By Phoebe Anne Sorgen and Ruth Caplan

Originally posted in

Above photo: TPP protest in San Francisco, February, 2014. Photo by Carol Harvey.

If you would like to pass a similar resolution in your community, here are helpful tools:

Pointers for getting TPP-Free Zone laws passed.

TPP Free Zone model legislation.

In an almost unanimous vote by the Berkeley City Council Tuesday evening, the city went on record in opposition to the two major trade agreements under negotiation by the United States – the Trans Pacific Partnership (TPP) and the TransAtlantic Free Trade Agreement (TAFTA) – and declared Berkeley to be a “TPP/TAFTA Free Zone.”

The “Berkeley Resolution to Protect Democracy and the Public Interest from TAFTA & TPP Trade Agreements” cites specific ways these agreements would rob Berkeley of needed economic protection for jobs and local business and would threaten financial stability.

During the debate, Councilmember Kriss Worthington, who introduced the resolution, noted that chapters of the TPP would impose limits on the ability of governments to tackle climate change and to require green purchasing by government.

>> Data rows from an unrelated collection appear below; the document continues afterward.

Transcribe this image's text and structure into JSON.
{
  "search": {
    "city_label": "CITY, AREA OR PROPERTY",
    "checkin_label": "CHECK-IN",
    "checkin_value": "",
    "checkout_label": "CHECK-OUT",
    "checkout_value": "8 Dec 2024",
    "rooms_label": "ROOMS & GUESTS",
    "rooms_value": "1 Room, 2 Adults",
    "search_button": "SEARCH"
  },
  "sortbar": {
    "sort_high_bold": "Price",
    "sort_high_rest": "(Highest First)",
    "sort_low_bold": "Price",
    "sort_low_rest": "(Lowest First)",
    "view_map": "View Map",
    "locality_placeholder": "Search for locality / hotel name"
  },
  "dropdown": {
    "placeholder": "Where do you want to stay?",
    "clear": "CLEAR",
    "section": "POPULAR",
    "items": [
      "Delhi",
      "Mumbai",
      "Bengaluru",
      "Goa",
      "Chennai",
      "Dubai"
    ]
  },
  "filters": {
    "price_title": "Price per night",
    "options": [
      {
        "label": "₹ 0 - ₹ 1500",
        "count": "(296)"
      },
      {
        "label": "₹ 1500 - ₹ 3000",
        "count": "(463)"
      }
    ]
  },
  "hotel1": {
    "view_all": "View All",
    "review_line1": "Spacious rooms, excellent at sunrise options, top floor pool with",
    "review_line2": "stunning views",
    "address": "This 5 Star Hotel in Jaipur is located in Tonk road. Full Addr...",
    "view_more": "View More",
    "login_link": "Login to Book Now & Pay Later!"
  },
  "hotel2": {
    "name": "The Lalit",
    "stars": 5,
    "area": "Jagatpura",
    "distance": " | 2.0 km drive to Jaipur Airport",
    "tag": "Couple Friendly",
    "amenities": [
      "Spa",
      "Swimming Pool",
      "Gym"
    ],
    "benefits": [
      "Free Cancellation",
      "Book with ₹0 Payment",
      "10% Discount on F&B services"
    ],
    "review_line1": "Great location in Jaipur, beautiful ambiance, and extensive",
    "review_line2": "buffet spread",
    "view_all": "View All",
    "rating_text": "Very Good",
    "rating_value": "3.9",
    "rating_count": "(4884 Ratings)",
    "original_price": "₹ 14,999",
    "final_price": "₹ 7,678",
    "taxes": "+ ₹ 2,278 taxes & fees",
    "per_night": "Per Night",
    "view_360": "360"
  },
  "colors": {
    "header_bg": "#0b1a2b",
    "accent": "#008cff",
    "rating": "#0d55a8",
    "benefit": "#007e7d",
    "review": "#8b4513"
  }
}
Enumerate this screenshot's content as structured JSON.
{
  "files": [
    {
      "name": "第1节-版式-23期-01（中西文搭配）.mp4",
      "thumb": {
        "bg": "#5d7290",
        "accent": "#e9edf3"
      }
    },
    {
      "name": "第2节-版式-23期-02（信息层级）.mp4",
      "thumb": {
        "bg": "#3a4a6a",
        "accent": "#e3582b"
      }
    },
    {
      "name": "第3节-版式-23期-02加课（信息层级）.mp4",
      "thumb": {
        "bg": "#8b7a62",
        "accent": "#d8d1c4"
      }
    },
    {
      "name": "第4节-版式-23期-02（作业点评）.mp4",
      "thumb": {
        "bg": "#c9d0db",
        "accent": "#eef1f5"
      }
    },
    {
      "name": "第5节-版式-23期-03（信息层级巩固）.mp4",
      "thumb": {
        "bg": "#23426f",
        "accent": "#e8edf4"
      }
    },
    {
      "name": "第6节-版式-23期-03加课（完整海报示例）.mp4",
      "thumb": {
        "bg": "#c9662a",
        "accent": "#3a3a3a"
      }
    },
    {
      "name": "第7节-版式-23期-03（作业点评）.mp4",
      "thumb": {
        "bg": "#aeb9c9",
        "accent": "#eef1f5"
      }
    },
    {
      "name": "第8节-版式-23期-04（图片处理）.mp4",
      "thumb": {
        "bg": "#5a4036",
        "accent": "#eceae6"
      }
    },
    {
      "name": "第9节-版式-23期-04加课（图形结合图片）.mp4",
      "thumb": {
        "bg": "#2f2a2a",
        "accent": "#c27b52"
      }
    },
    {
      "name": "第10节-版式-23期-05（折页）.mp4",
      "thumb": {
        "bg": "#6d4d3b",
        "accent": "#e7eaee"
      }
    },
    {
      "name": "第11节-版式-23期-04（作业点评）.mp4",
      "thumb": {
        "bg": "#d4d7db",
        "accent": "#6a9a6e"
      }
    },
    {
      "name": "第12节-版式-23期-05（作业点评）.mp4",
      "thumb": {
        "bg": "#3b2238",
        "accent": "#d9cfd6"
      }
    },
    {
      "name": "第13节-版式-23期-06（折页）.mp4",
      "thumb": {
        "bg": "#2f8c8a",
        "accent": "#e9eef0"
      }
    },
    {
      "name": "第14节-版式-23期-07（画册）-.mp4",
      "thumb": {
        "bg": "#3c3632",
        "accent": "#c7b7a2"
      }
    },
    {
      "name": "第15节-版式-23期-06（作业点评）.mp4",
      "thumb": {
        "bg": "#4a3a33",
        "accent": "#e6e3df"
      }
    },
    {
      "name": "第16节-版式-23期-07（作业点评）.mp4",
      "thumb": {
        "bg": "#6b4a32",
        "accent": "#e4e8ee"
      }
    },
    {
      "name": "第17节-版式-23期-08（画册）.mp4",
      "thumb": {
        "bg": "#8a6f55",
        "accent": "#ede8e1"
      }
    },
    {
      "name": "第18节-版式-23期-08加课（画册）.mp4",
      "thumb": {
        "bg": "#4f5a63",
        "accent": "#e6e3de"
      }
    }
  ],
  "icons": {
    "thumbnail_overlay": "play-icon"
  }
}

Also during the debate, Councilmember Max Anderson observed:  “I guess we are waiting for the great sucking sound.  Our experience should teach us something …these corporate schemes are not enacted in our benefit….”

Phoebe Sorgen, who worked with Diana Bohn of the Council’s Peace and Justice Commission to bring this issue to the City Council, praised the Council saying,  “I’m proud to help Berkeley lead again on a global issue with tremendous local impact.  May this spread!”

The resolution declares Berkeley to be a TPP and TAFTA Free Zone where Berkeley will not recognize trade provisions and tribunal rulings related to these agreements. Specifically, it states:

“to every extent allowable by law, rules which do not promote the interests of workers, protect the environment, and improve the quality of life in all participating countries and which were negotiated without transparency as well as meaningful congressional and public input, and related tribunals’ rulings, will not be recognized.”

The City Council resolution, which follows similar resolutions passed by Dane County WI and Madison WI on the TPP, encourages communities to take “peacefully powerful actions for self-determination such as becoming TPP/TAFTA-Free Zones.”

Ruth Caplan with the Alliance for Democracy, who first proposed TPP Free Zones on a labor/farm panel at the 2013 Democracy Convention, praised the Berkeley City Council and committed local citizens.  “It is time we take action locally and let Congress know we are not going to stand by while corporations hit the jackpot and citizens are left with crumbs,” she said.  “It is time to build strong resistance in our communities.  To see this resistance start to build around the country is inspiring.  We planted a seed and now it is sprouting.”